Originally posted by Dupek Chopra:
I hope these are all Ivy league schools you're going to. I'd hate to see all that hard earned bread your poor parents sweated go to waste on some jerkwater teachers college-with-a-good-football-team institute.
luckily, harvard is eliminating tuition for kids who's parents make less than $40,000 a year.
Harvard eliminates tuition for some
Wed Mar 10, 9:40 AM ET Add Top Stories - Chicago Tribune to My Yahoo!
By Ron DePasquale Special to the Tribune
Peter Brown did not come to Harvard University to move boxes.
Yet the 22-year-old sociology and Portuguese literature major from Oklahoma has been spending up to 18 hours a week moving boxes and doing other odd jobs to pay his $280 monthly tuition bill. Beginning next fall, however, Brown will be able to devote more time to his studies, because Harvard will not charge students whose parents, like Brown's mother, make less than $40,000 a year.
The new aid program, announced late last month by Harvard President Lawrence Summers, has sent shock waves through the Ivy League and the rest of the nation's colleges, where big tuition increases have become an annual event.
Summers cited new research that shows there are 25 times as many students from the top-income quarter as the bottom at the nation's 146 most selective public and private schools.
Along with eliminating the average $2,300 expected contribution from low-income students' families, Harvard also announced that students whose parents earn from $40,000 to $60,000 will receive a substantial increase in aid.
Tuition, room, board and fees at Harvard cost $37,928 this year.
Brown, a junior, said he and other students have been paying their parents' share of tuition because they didn't want to ask them for money.
Harvard also plans to more aggressively recruit low-income students, making sure they know they can afford to attend college. Low-income families often overestimate the cost of attending a university, new federal research shows.
"Too often, outstanding students from families of modest means do not believe that college is an option for them, much less an Ivy League university," Summers said at the recent meeting of the American Council on Education in Miami, according to a transcript published by Harvard. "Our doors have long been open to talented students regardless of financial need, but many students simply do not know or believe this. We are determined to change both the perception and the reality."

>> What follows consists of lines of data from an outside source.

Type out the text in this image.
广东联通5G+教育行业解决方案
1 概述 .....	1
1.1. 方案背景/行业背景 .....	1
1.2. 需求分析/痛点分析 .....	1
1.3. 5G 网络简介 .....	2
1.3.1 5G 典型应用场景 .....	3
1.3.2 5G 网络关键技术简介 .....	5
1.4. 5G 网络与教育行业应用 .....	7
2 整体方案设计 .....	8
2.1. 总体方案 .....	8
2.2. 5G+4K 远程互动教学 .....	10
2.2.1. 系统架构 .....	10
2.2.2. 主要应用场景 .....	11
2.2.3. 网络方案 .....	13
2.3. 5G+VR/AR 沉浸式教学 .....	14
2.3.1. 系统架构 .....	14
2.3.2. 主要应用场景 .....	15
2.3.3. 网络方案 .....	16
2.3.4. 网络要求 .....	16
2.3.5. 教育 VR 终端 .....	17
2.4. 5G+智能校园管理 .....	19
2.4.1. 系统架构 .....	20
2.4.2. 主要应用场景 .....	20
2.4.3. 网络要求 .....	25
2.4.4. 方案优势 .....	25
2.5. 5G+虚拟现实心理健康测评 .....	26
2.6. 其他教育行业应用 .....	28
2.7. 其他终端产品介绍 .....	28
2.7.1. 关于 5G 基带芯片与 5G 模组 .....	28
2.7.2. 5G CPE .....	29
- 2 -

After decades of efforts to make campuses racially diverse, a push is on to include more low-income students as well, said Richard Kahlenberg, a senior fellow at The Century Foundation, a progressive policy institute in Washington. Kahlenberg edited "America's Untapped Resource: Low-Income Students in Higher Education," the book that contained much of the research cited by Summers.
"What Summers is doing is really inspiring," said Kahlenberg. "Someone needed to take the leadership role on this question of economic inequality."
Just 7 percent of Harvard undergraduates represent the lowest quarter of American household incomes, and 16 percent are from the bottom half. Almost three-quarters have parents whose earnings are in the top quarter. Those numbers are even worse on average at the top 146 colleges: only 3 percent of students are from the bottom quarter, and 10 percent are from the bottom half, according to "America's Untapped Resource."
The gap between rich and poor students has grown because as college costs have increased dramatically, government and philanthropic aid programs have shifted from helping students in need to students of merit, said Brian Fitzgerald, staff director of the Advisory Committee on Student Financial Assistance, which advises Congress.
Not many schools can afford to give low-income students a full ride like Harvard can, so the Advisory Committee is calling on Congress to shift student aid back to low-income students, Fitzgerald said. Federal Pell Grants, which helped low-income students pay for about 40 percent of the cost of attending a private college in the mid-1970s but now cover about 15 percent, should be increased "as much as possible," he said.
The Harvard decision will likely influence negotiations in Congress as the reauthorization of the Higher Education Act is debated, Fitzgerald said. The maximum Pell Grant is $4,050.
In his recent speech, Summers tried to dispel the notion that low-income students are less qualified than others. Affluent students attend schools that offer extra-curricular activities that burnish resumes and can afford SAT prep courses that help boost their scores--opportunities often unavailable to low-income students, he said.
As for Brown, the Harvard student says his experience of just scraping by at college led him to change career goals.
"I wanted to be a millionaire, and I didn't care how I did it," Brown said. "It sounds maudlin, but this has changed me. Now I'd be happy directing a financial-aid program."